The spectrum analysis for the complex E7 is: ¹H NMR (400 MHz, CDCl₃, 298 K) δ 9.38 (s, 1H), 7.80-7.85 (m, 4H), 7.62 (s, 1H), 7.50-7.55 (m, 3H), 7.44-7.48 (m, 4H), 7.17-7.21 (m, 2H), 6.95 (s, 1H), 6.66 (dd, J=2.1, 6.1 Hz, 1H), 3.77 (d, J=11.5 Hz, 2H), 1.27 (s, 9H), ¹⁹F NMR (400 MHz, CDCl₃, 298 K) δ −61.17 (s, 3F), −62.17 (s, 3F).

Comparative Example

CE

The four-coordinated platinum (II) complex CE of Comparative Example was made according to the Example 1 disclosed in U.S. Pat. No. 6,963,005B2. The reaction scheme for producing the complex CE is represented as follows:

[The Emission Peak Maximum and Quantum Yield]

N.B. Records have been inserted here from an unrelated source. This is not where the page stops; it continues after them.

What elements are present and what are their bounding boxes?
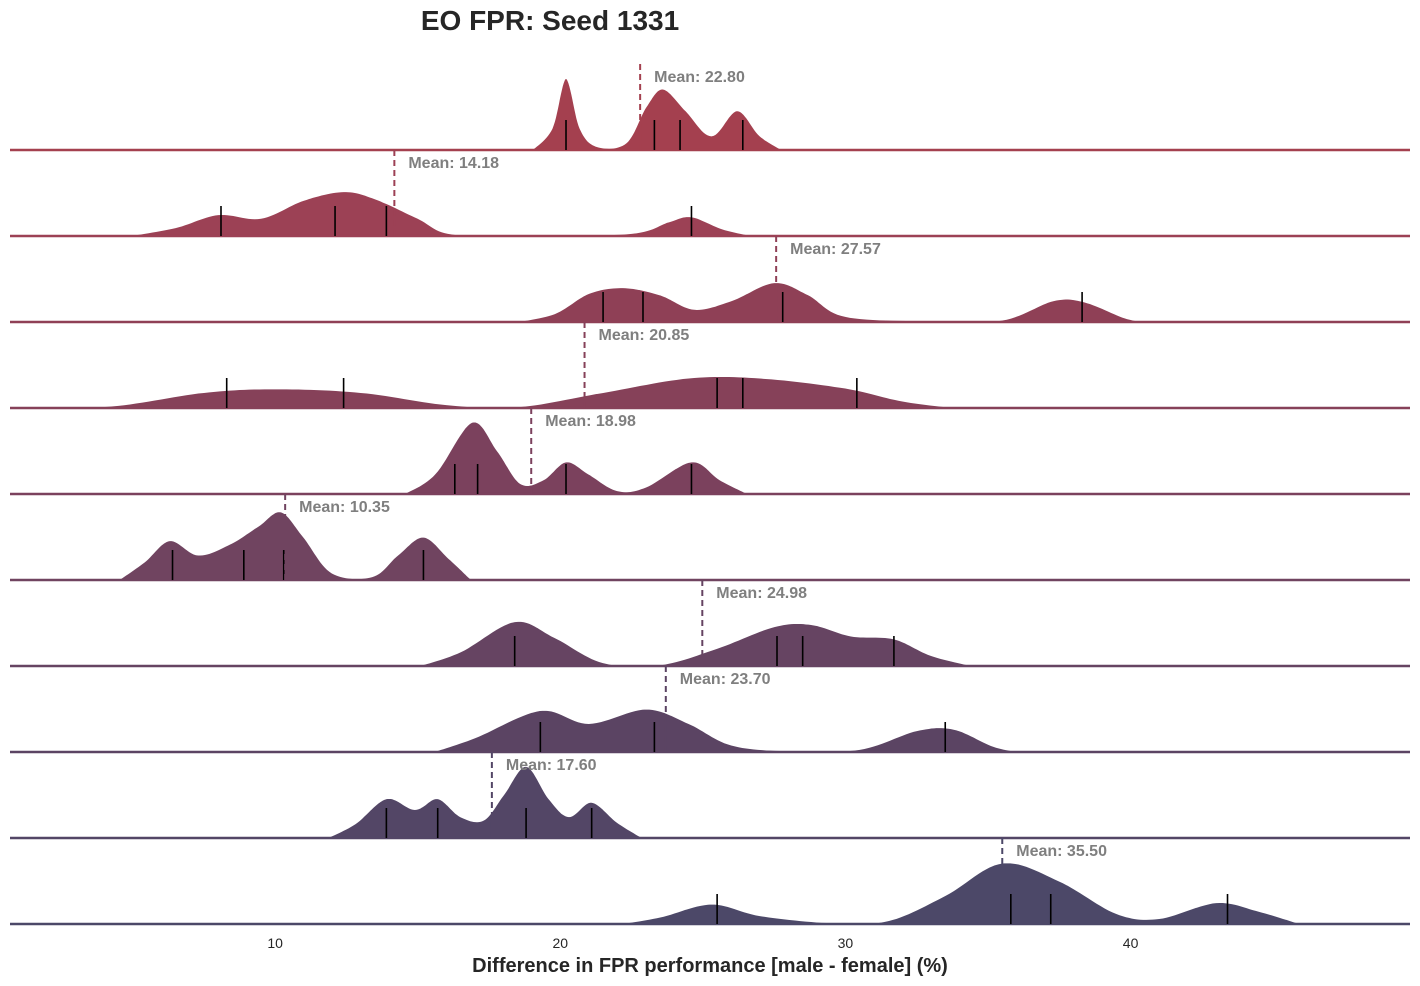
density-area bbox=[47, 375, 960, 409]
density-area bbox=[514, 281, 1148, 323]
chart-title: EO FPR: Seed 1331 bbox=[421, 5, 679, 36]
density-area bbox=[116, 510, 474, 581]
density-area bbox=[529, 77, 786, 151]
mean-label: Mean: 27.57 bbox=[790, 241, 881, 258]
x-axis-ticks: 10 20 30 40 bbox=[267, 935, 1138, 951]
mean-label: Mean: 18.98 bbox=[545, 413, 636, 430]
ridge-row: Mean: 22.80 bbox=[10, 64, 1410, 152]
ridge-row: Mean: 27.57 bbox=[10, 236, 1410, 324]
ridge-row: Mean: 14.18 bbox=[10, 150, 1410, 238]
density-area bbox=[431, 708, 1023, 753]
x-tick-label: 40 bbox=[1123, 935, 1139, 951]
ridges-group: Mean: 22.80 Mean: 14.18 Mean: 27.57 Mean: 2… bbox=[10, 64, 1410, 926]
x-tick-label: 10 bbox=[267, 935, 283, 951]
density-area bbox=[126, 190, 755, 237]
mean-label: Mean: 17.60 bbox=[506, 757, 597, 774]
ridge-row: Mean: 24.98 bbox=[10, 580, 1410, 668]
x-axis-label: Difference in FPR performance [male - fe… bbox=[472, 955, 948, 977]
x-tick-label: 30 bbox=[838, 935, 854, 951]
density-area bbox=[326, 765, 646, 839]
mean-label: Mean: 14.18 bbox=[408, 155, 499, 172]
ridge-row: Mean: 17.60 bbox=[10, 752, 1410, 840]
ridge-row: Mean: 35.50 bbox=[10, 838, 1410, 926]
mean-label: Mean: 35.50 bbox=[1016, 843, 1107, 860]
ridge-row: Mean: 23.70 bbox=[10, 666, 1410, 754]
ridge-row: Mean: 18.98 bbox=[10, 408, 1410, 496]
mean-label: Mean: 23.70 bbox=[680, 671, 771, 688]
density-area bbox=[400, 420, 749, 495]
mean-label: Mean: 22.80 bbox=[654, 69, 745, 86]
ridge-row: Mean: 10.35 bbox=[10, 494, 1410, 582]
ridge-row: Mean: 20.85 bbox=[10, 322, 1410, 410]
mean-label: Mean: 20.85 bbox=[599, 327, 690, 344]
mean-label: Mean: 24.98 bbox=[716, 585, 807, 602]
mean-label: Mean: 10.35 bbox=[299, 499, 390, 516]
x-tick-label: 20 bbox=[553, 935, 569, 951]
density-area bbox=[417, 620, 974, 667]
density-area bbox=[617, 861, 1302, 925]
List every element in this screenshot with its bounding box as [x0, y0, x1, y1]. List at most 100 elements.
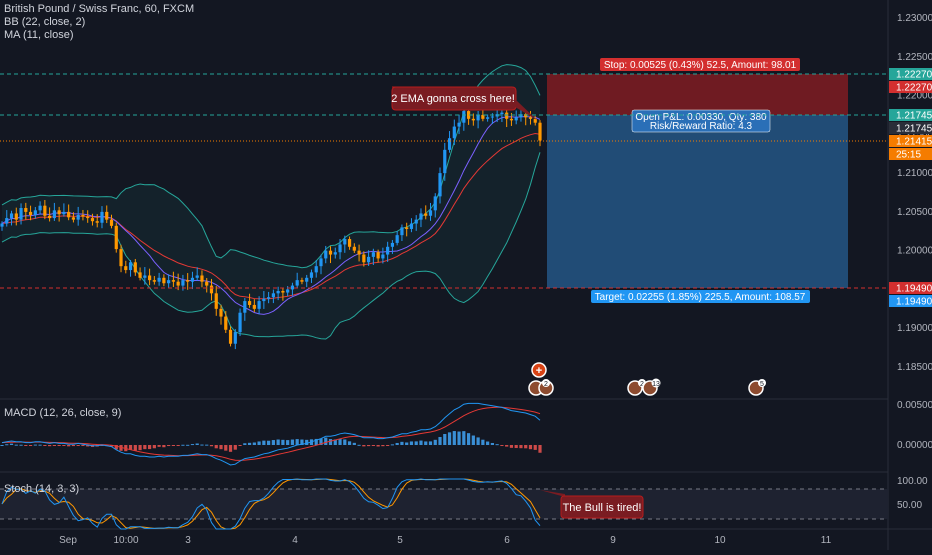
candle-body [300, 280, 304, 282]
macd-histogram-bar [24, 445, 28, 446]
legend-stoch[interactable]: Stoch (14, 3, 3) [4, 483, 80, 495]
time-axis[interactable]: Sep 10:00 3 4 5 6 9 10 11 [59, 535, 832, 546]
candle-body [71, 217, 76, 220]
candle-body [309, 272, 314, 278]
macd-histogram-bar [333, 439, 337, 445]
target-zone[interactable] [547, 115, 848, 288]
long-short-position-tool[interactable]: Stop: 0.00525 (0.43%) 52.5, Amount: 98.0… [547, 58, 848, 303]
price-axis-label: 1.19490 [896, 284, 932, 295]
time-label-3: 3 [185, 535, 191, 546]
candle-body [114, 225, 118, 250]
macd-histogram-bar [5, 444, 9, 446]
candle-body [319, 258, 323, 267]
price-axis-label: 1.21415 [896, 137, 932, 148]
candle-body [9, 213, 14, 219]
macd-histogram-bar [162, 445, 166, 448]
macd-histogram-bar [447, 432, 452, 445]
candle-body [133, 262, 137, 273]
macd-histogram-bar [200, 444, 204, 446]
macd-histogram-bar [28, 445, 33, 446]
candle-body [400, 227, 404, 236]
macd-histogram-bar [533, 445, 537, 450]
bull-tired-callout[interactable]: The Bull is tired! [540, 490, 644, 519]
legend-ma[interactable]: MA (11, close) [4, 29, 74, 41]
price-axis-tick: 1.18500 [897, 362, 932, 373]
ema-cross-callout[interactable]: 2 EMA gonna cross here! [391, 86, 537, 120]
candle-body [381, 254, 385, 259]
macd-histogram-bar [386, 445, 390, 446]
macd-histogram-bar [57, 445, 61, 446]
candle-body [367, 256, 371, 263]
macd-histogram-bar [395, 442, 399, 445]
price-axis-label-box [889, 295, 932, 307]
macd-histogram-bar [390, 444, 395, 446]
macd-histogram-bar [505, 445, 509, 447]
candle-body [276, 290, 280, 294]
price-axis-labels: 1.22270 1.22270 1.21745 1.21745 1.21415 25:15… [889, 68, 932, 308]
macd-histogram-bar [281, 439, 285, 445]
macd-histogram-bar [443, 434, 447, 445]
macd-histogram-bar [419, 440, 423, 445]
candle-body [267, 297, 271, 299]
candle-body [519, 114, 523, 118]
candle-body [228, 329, 233, 344]
event-badge-count-bg-1 [542, 379, 550, 387]
candle-body [214, 293, 218, 309]
stoch-legend[interactable]: Stoch (14, 3, 3) [4, 483, 79, 496]
event-badges[interactable]: + 2 2 13 5 [528, 362, 766, 396]
candle-body [209, 285, 214, 294]
candle-body [414, 219, 418, 224]
macd-histogram-bar [147, 445, 152, 450]
macd-histogram-bar [457, 431, 461, 445]
macd-histogram-bar [52, 445, 56, 446]
macd-histogram-bar [38, 444, 42, 446]
candle-body [262, 298, 266, 302]
legend-macd[interactable]: MACD (12, 26, close, 9) [4, 407, 122, 419]
plus-icon: + [536, 365, 542, 377]
candle-body [509, 118, 514, 121]
bull-tired-box [560, 495, 644, 519]
stop-zone[interactable] [547, 74, 848, 115]
candle-body [19, 208, 23, 220]
candle-body [219, 308, 223, 317]
price-axis-label-box [889, 109, 932, 121]
event-badge-plus[interactable] [531, 362, 547, 378]
event-badge-count-bg-3 [651, 378, 661, 388]
macd-histogram-bar [414, 441, 418, 445]
macd-histogram-bar [300, 439, 304, 445]
macd-histogram-bar [286, 440, 290, 445]
macd-histogram-bar [319, 438, 323, 445]
stoch-pane[interactable]: The Bull is tired! [0, 478, 888, 530]
time-label-10: 10 [714, 535, 726, 546]
price-axis-label: 25:15 [896, 150, 921, 161]
macd-histogram-bar [157, 445, 161, 447]
main-legend[interactable]: British Pound / Swiss Franc, 60, FXCM BB… [4, 3, 194, 42]
time-label-9: 9 [610, 535, 616, 546]
legend-symbol[interactable]: British Pound / Swiss Franc, 60, FXCM [4, 3, 195, 15]
macd-histogram-bar [43, 445, 47, 446]
candle-body [305, 277, 309, 282]
price-axis-tick: 1.21000 [897, 168, 932, 179]
macd-histogram-bar [133, 445, 137, 451]
macd-legend[interactable]: MACD (12, 26, close, 9) [4, 407, 121, 420]
candle-body [290, 285, 295, 290]
price-axis-tick: 1.23000 [897, 13, 932, 24]
legend-bb[interactable]: BB (22, close, 2) [4, 16, 86, 28]
macd-pane[interactable] [0, 402, 542, 466]
macd-histogram-bar [109, 445, 114, 447]
candle-body [100, 211, 104, 223]
macd-histogram-bar [357, 444, 361, 446]
candle-body [233, 332, 237, 344]
candle-body [247, 301, 252, 305]
candle-body [271, 293, 275, 298]
candle-body [528, 117, 533, 119]
macd-histogram-bar [267, 440, 271, 445]
candle-body [24, 208, 28, 212]
macd-histogram-bar [424, 441, 428, 445]
macd-histogram-bar [343, 439, 347, 445]
candle-body [38, 205, 42, 211]
candle-body [533, 118, 537, 123]
macd-histogram-bar [367, 445, 371, 447]
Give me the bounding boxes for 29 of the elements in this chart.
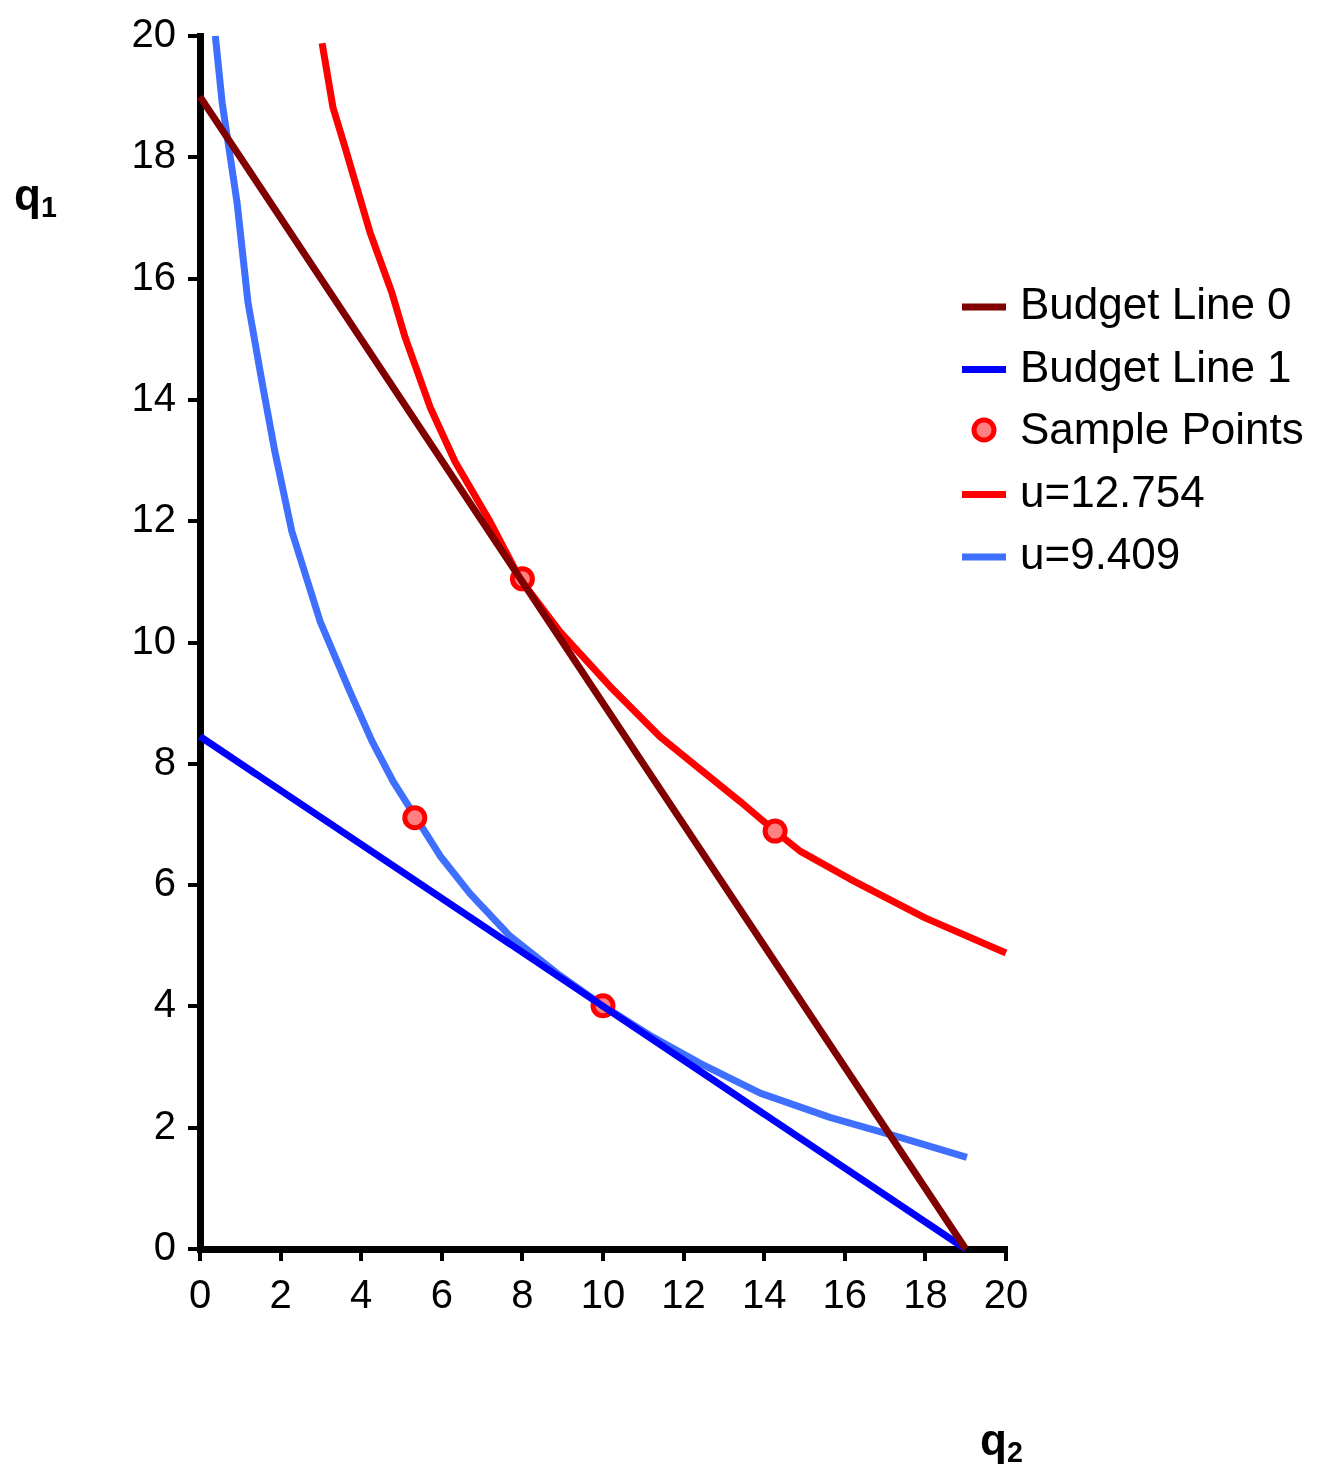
legend-label: Budget Line 0 [1020, 279, 1292, 329]
y-tick-label: 6 [153, 860, 176, 905]
y-tick-label: 4 [153, 981, 176, 1026]
x-tick-label: 4 [350, 1272, 373, 1317]
point [762, 818, 788, 844]
x-tick-label: 10 [580, 1272, 626, 1317]
x-tick-label: 12 [661, 1272, 706, 1317]
x-tick-label: 16 [822, 1272, 868, 1317]
y-tick-label: 10 [131, 617, 176, 662]
y-tick-label: 0 [153, 1224, 176, 1269]
x-tick-label: 20 [983, 1272, 1029, 1317]
point [402, 805, 428, 831]
y-tick-label: 14 [131, 374, 176, 419]
legend-label: Sample Points [1020, 404, 1304, 454]
legend-label: u=9.409 [1020, 529, 1181, 579]
y-tick-label: 20 [131, 11, 176, 56]
y-tick-label: 12 [131, 496, 176, 541]
y-tick-label: 16 [131, 253, 176, 298]
x-tick-label: 2 [269, 1272, 292, 1317]
x-tick-label: 8 [511, 1272, 534, 1317]
x-tick-label: 6 [430, 1272, 453, 1317]
x-tick-label: 18 [903, 1272, 948, 1317]
y-tick-label: 8 [153, 738, 176, 783]
y-tick-label: 18 [131, 132, 176, 177]
x-tick-label: 0 [188, 1272, 212, 1317]
legend-label: Budget Line 1 [1020, 341, 1292, 391]
legend-label: u=12.754 [1020, 466, 1205, 516]
x-tick-label: 14 [741, 1272, 787, 1317]
y-tick-label: 2 [153, 1102, 176, 1147]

Each of the complexes E1 to E7 and CE obtained from Examples 1 to 7 and Comparative Example was subjected to a detection process to detect a visible emission spectrum and its emission peak maximum at room temperature (298 K) using a fluorescence spectrometer (purchased from Edinburgh Instruments; Model no.: FL928P), and the resultant data are shown in FIG. 1 and Table 1. The quantum yield at solid state was measured using an integrating sphere (purchased from Edinburgh Instruments), and the resultant data are shown in Table 1.

As shown in FIG. 1 and Table 1, the complexes E1 to E7 obtained from Examples 1 to 7 of the present invention have the emission peak maxima ranging from 470 nm to 496 nm, which demonstrates that the complexes E1 to E7 emit blue light to blue-green light when they are excited. Additionally, the complexes E1 to E7 have the blue light emission quantum yield ranging from 71.2% to 100%. The blue light emission quantum yield of the complex CE is 56%. Therefore, the blue light emission quantum yield of the complexes E1 to E7 is about 27-78% higher than that of the complex CE.

To sum up, when the phosphorescent four-coordinated platinum (II) complexes according to this invention are excited, the complexes could emit blue light to blue-green light and have superior blue light emission quantum yield ranging from 71.2% to 100%. The abovementioned complexes are suitable for use in blue light and white light phosphorescent OLED.

While the present invention has been described in connection with what are considered the most practical and preferred embodiments, it is understood that this invention is not limited to the disclosed embodiments but is intended to cover various arrangements within the spirit and scope of the broadest interpretation so as to encompass all such modifications and equivalent arrangements.